Тот факт, что она уже попробовала себя как минимум в двух секциях, вселяет в меня надежду. Главное, подобрать нужный ключ, и миссис Фишер непременно найдет занятие по душе, способное ее не просто увлечь, но и прежде всего отвлечь от личной жизни ее взрослого сына.

– Джена, я же его не слышу… что он говорит? Что мне делать?

– Он предлагает вам записаться в книжный клуб.

– К черту этот клуб! Что мне делать с этой гадюкой? Я ведь только из-за тебя, Карл, не выставила ее за дверь. Я ведь послушала тебя, дала ей шанс, и что теперь?

– Мне очень жаль, но он ушел, – отвечаю я, фокусируя взгляд на специальной точке на стене. – Он устал…

– Что значит, устал? – Грета Фишер тяжело поднимается со стула, возмущенно озираясь по сторонам, точно пытается разглядеть его удаляющуюся фигуру. – Карл, вернись! Какого черта ты вытворяешь? Как это устал? Ты там только и знаешь, что отдыхаешь, и, кажется, совсем про нас забыл. Как ты можешь быть таким спокойным?!

Качаю головой. Мне больше нечего добавить.

Миссис Фишер ничего не остается, как положить на стол сто долларов, и, тяжело вздохнув, начать свой путь к выходу. Я помогаю ей надеть розовую шубу из искусственного меха, и, проводив за дверь, позволяю себе выдохнуть с облегчением.
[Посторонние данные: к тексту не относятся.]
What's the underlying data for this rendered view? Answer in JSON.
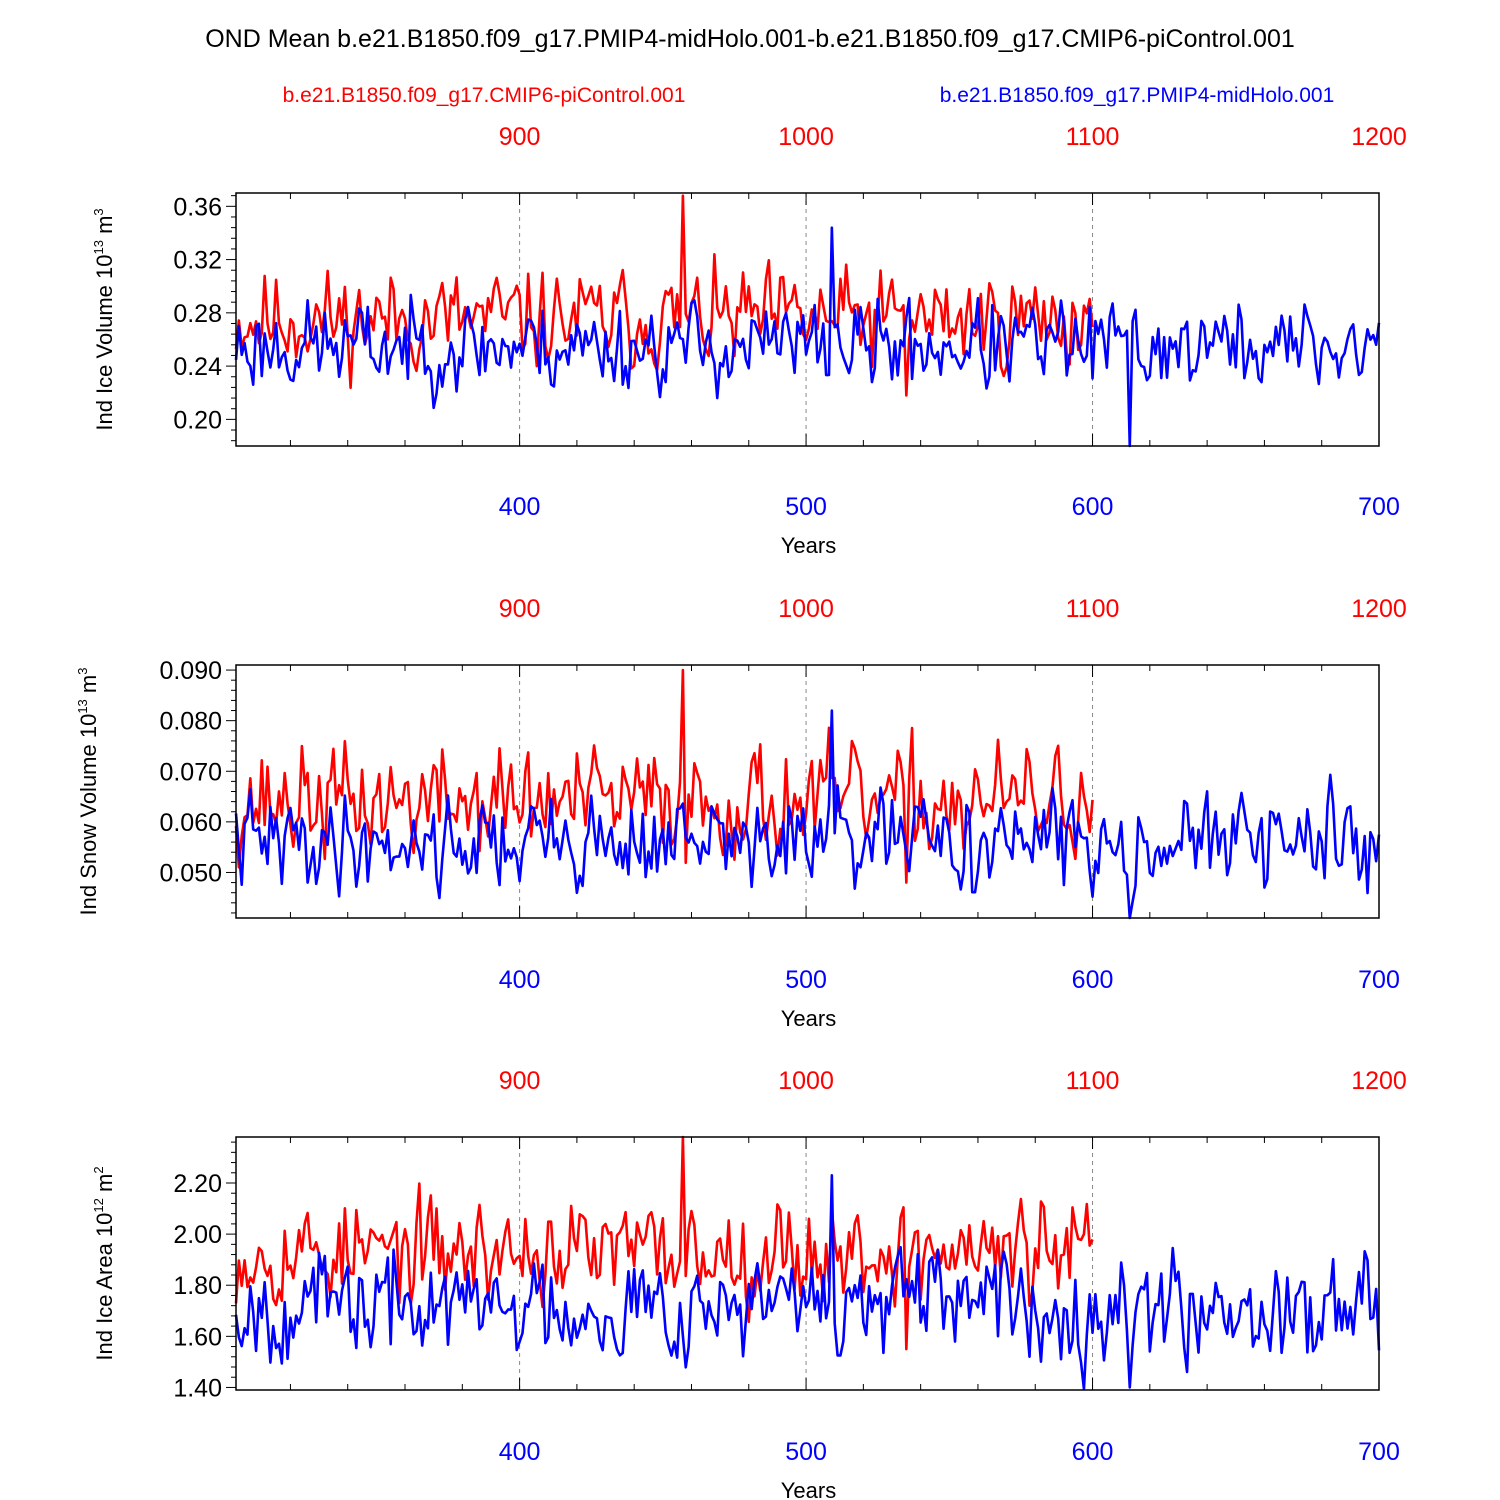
{
  "colors": {
    "control": "#ff0000",
    "midholo": "#0000ff",
    "axis": "#000000",
    "grid": "#888888"
  },
  "chart_data": {
    "title": "OND Mean b.e21.B1850.f09_g17.PMIP4-midHolo.001-b.e21.B1850.f09_g17.CMIP6-piControl.001",
    "legend": {
      "control": "b.e21.B1850.f09_g17.CMIP6-piControl.001",
      "midholo": "b.e21.B1850.f09_g17.PMIP4-midHolo.001"
    },
    "x_bottom": {
      "label": "Years",
      "ticks": [
        "400",
        "500",
        "600",
        "700"
      ],
      "range": [
        301,
        700
      ],
      "color": "blue"
    },
    "x_top": {
      "ticks": [
        "900",
        "1000",
        "1100",
        "1200"
      ],
      "range": [
        801,
        1200
      ],
      "color": "red"
    },
    "grid": "vertical dashed at 400, 500, 600",
    "panels": [
      {
        "type": "line",
        "ylabel": "Ind Ice Volume 10",
        "ylabel_exp": "13",
        "ylabel_unit": " m",
        "ylabel_unit_exp": "3",
        "ylim": [
          0.18,
          0.37
        ],
        "yticks": [
          "0.20",
          "0.24",
          "0.28",
          "0.32",
          "0.36"
        ],
        "yticks_values": [
          0.2,
          0.24,
          0.28,
          0.32,
          0.36
        ],
        "series": [
          {
            "name": "b.e21.B1850.f09_g17.CMIP6-piControl.001",
            "color": "red",
            "x_start": 801,
            "x_end": 1100,
            "base": 0.275,
            "amp": 0.022,
            "seed": 11,
            "max": 0.368,
            "min": 0.218
          },
          {
            "name": "b.e21.B1850.f09_g17.PMIP4-midHolo.001",
            "color": "blue",
            "x_start": 301,
            "x_end": 700,
            "base": 0.255,
            "amp": 0.02,
            "seed": 23,
            "max": 0.344,
            "min": 0.18
          }
        ]
      },
      {
        "type": "line",
        "ylabel": "Ind Snow Volume 10",
        "ylabel_exp": "13",
        "ylabel_unit": " m",
        "ylabel_unit_exp": "3",
        "ylim": [
          0.041,
          0.091
        ],
        "yticks": [
          "0.050",
          "0.060",
          "0.070",
          "0.080",
          "0.090"
        ],
        "yticks_values": [
          0.05,
          0.06,
          0.07,
          0.08,
          0.09
        ],
        "series": [
          {
            "name": "b.e21.B1850.f09_g17.CMIP6-piControl.001",
            "color": "red",
            "x_start": 801,
            "x_end": 1100,
            "base": 0.064,
            "amp": 0.0065,
            "seed": 37,
            "max": 0.09,
            "min": 0.048
          },
          {
            "name": "b.e21.B1850.f09_g17.PMIP4-midHolo.001",
            "color": "blue",
            "x_start": 301,
            "x_end": 700,
            "base": 0.056,
            "amp": 0.0055,
            "seed": 41,
            "max": 0.082,
            "min": 0.041
          }
        ]
      },
      {
        "type": "line",
        "ylabel": "Ind Ice Area 10",
        "ylabel_exp": "12",
        "ylabel_unit": " m",
        "ylabel_unit_exp": "2",
        "ylim": [
          1.39,
          2.38
        ],
        "yticks": [
          "1.40",
          "1.60",
          "1.80",
          "2.00",
          "2.20"
        ],
        "yticks_values": [
          1.4,
          1.6,
          1.8,
          2.0,
          2.2
        ],
        "series": [
          {
            "name": "b.e21.B1850.f09_g17.CMIP6-piControl.001",
            "color": "red",
            "x_start": 801,
            "x_end": 1100,
            "base": 1.93,
            "amp": 0.12,
            "seed": 53,
            "max": 2.38,
            "min": 1.55
          },
          {
            "name": "b.e21.B1850.f09_g17.PMIP4-midHolo.001",
            "color": "blue",
            "x_start": 301,
            "x_end": 700,
            "base": 1.72,
            "amp": 0.12,
            "seed": 67,
            "max": 2.23,
            "min": 1.4
          }
        ]
      }
    ]
  }
}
– Хорошо, что сегодня у меня записана она одна, – говорю я, запирая дверь студии.

Захожу в комнату для спиритических сеансов и, включив напольную лампу, по очереди задуваю свечи, а также выключаю заунывную медитативную музыку, которой целый час мучила не столько миссис Фишер, сколько саму себя.

«Джена, соберись! Нужно снова войти в форму», – мысленно даю себе установку, окидывая пространство придирчивым взглядом.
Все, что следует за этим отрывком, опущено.